A través de la pantalla, Julia Pidipryhora, licenciada en Filología Española, explica estos días a sus 80 alumnos el Desastre del 98. Al menos tres atienden conectadas desde España. Otros lo hacen desde Polonia o Italia. La mayoría desde fuera de Kiev. “No creo en nada de lo que dicen los rusos. No podemos fiarnos”, añade en perfecto español haciendo gala de las asignaturas que imparte desde hace un cuarto de siglo pese a que el salario público de Ucrania, lamenta, le impide viajar a España desde hace un par de décadas. Y ahora no está en su agenda, pese a que más de tres millones y medio de compatriotas han dejado el país en estas semanas de conflicto. “No pienso salir por el capricho de un loco que quiere adueñarse de mi país”, resuelve esta profesora refiriéndose al presidente Vladímir Putin.
En Kiev, los principales supermercados siguen funcionando y no hay escasez importante de alimentos; la espera en las gasolineras no es de horas como cuando se pensaba que había que tener el coche lleno por si había que irse a toda velocidad ante una inminente llegada de los rusos. El suministro de agua, luz y calefacción se mantiene. Hoy, sin embargo, sigue habiendo colas en las farmacias, en entidades bancarias o en oficinas de envío y recepción de paquetes, lo que contrasta con las calles medio desiertas. En el barrio de Galagany, el mercadillo semanal agrupaba este martes a una decena de puestos y a unos puñados de clientes. Víctor reconoce mientras despieza a cuchillo carne de cerdo y cordero para despacharla que trata de mantener los precios, pero que hay muchos días en los que no pueden desplazarse y trabajar.
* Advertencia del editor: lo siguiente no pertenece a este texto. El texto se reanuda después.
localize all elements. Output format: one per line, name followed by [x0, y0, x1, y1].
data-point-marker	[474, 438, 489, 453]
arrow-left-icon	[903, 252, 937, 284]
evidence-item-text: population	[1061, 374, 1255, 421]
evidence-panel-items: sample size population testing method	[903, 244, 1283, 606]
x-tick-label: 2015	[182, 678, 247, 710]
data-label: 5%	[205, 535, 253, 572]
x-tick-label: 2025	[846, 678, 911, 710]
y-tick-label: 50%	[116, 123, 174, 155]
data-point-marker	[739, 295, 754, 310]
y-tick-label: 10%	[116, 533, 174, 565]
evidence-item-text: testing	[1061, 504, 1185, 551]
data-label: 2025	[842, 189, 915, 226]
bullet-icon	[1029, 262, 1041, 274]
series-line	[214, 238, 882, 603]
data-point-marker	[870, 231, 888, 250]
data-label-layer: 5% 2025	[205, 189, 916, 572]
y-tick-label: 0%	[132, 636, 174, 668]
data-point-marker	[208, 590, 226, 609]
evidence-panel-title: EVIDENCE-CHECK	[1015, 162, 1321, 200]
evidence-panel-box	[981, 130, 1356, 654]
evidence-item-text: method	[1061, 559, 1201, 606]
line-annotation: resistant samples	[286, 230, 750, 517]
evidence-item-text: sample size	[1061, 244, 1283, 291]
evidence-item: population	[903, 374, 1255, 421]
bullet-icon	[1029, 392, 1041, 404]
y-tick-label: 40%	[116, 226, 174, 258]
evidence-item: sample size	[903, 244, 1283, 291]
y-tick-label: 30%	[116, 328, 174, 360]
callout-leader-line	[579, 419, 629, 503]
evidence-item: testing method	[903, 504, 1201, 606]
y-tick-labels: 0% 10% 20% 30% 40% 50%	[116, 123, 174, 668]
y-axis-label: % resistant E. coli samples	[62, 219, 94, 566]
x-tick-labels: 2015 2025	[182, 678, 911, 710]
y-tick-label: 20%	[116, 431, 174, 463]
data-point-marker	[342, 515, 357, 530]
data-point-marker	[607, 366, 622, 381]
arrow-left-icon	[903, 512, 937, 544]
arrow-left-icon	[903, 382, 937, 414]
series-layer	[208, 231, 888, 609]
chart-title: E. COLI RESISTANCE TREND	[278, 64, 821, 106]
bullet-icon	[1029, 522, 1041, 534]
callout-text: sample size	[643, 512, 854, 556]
La estación de trenes está lejos de las jornadas en las que decenas de miles de personas se agolpaban a la búsqueda de una plaza que los alejara de la capital. Anton cuenta con Camila en brazos que trabajaba de camionero para una empresa polaca. El comienzo de la guerra le pilló por sorpresa en carreteras francesas. Llevaba seis meses sin ver a su familia. Dio media vuelta y hace ya un mes que regresó para empuñar las armas y defender a su país. La guerra ha supuesto para ellos una vuelta de tortilla. Anton está ahora en Ucrania y su mujer y su hija, en el extranjero. Como él, muchos otros han cambiado su ocupación para adaptarla a los nuevos tiempos.
Boris es un abogado reconvertido en voluntario al servicio del Ayuntamiento que está en contra de que Kiev negocie nada con Moscú. No, al menos, antes de que su Ejército ponga fin a la ocupación de Ucrania. En la mañana del lunes, con sus manos cubiertas con guantes, Boris ayuda a cubrir de sacos terreros el monumento de la princesa Olga, en el centro de la ciudad. Junto a él, varias decenas de hombres y mujeres se afanan en llenar los sacos, con el logotipo de una empresa brasileña y originalmente destinados a uso alimentario.
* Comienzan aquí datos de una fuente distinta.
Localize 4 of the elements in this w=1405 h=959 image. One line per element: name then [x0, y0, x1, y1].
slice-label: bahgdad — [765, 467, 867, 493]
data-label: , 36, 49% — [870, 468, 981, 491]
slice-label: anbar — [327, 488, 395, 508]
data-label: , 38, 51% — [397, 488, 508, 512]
Entre ese ir y venir se encuentra Paul, un guardabosques austriaco de 42 años al que la primera ola de la pandemia dejó en paro. Ahora Kiev, señala, le ha sacado de la depresión. Paul vive acogido desde hace un par de semanas en casa de un particular y se ha puesto a disposición de quien requiera su ayuda. No va a unirse a los extranjeros que se van al frente, lo tiene claro. Se ofrece tanto para llenar sacos como para lavar cacharros en una cocina. “Trato de demostrar que podemos cambiar la sociedad. Mi país ya pasó hace 80 años por una gran jodienda, con perdón”, recalca dejando claro su discurso pacifista. “No quiero tocar un arma”.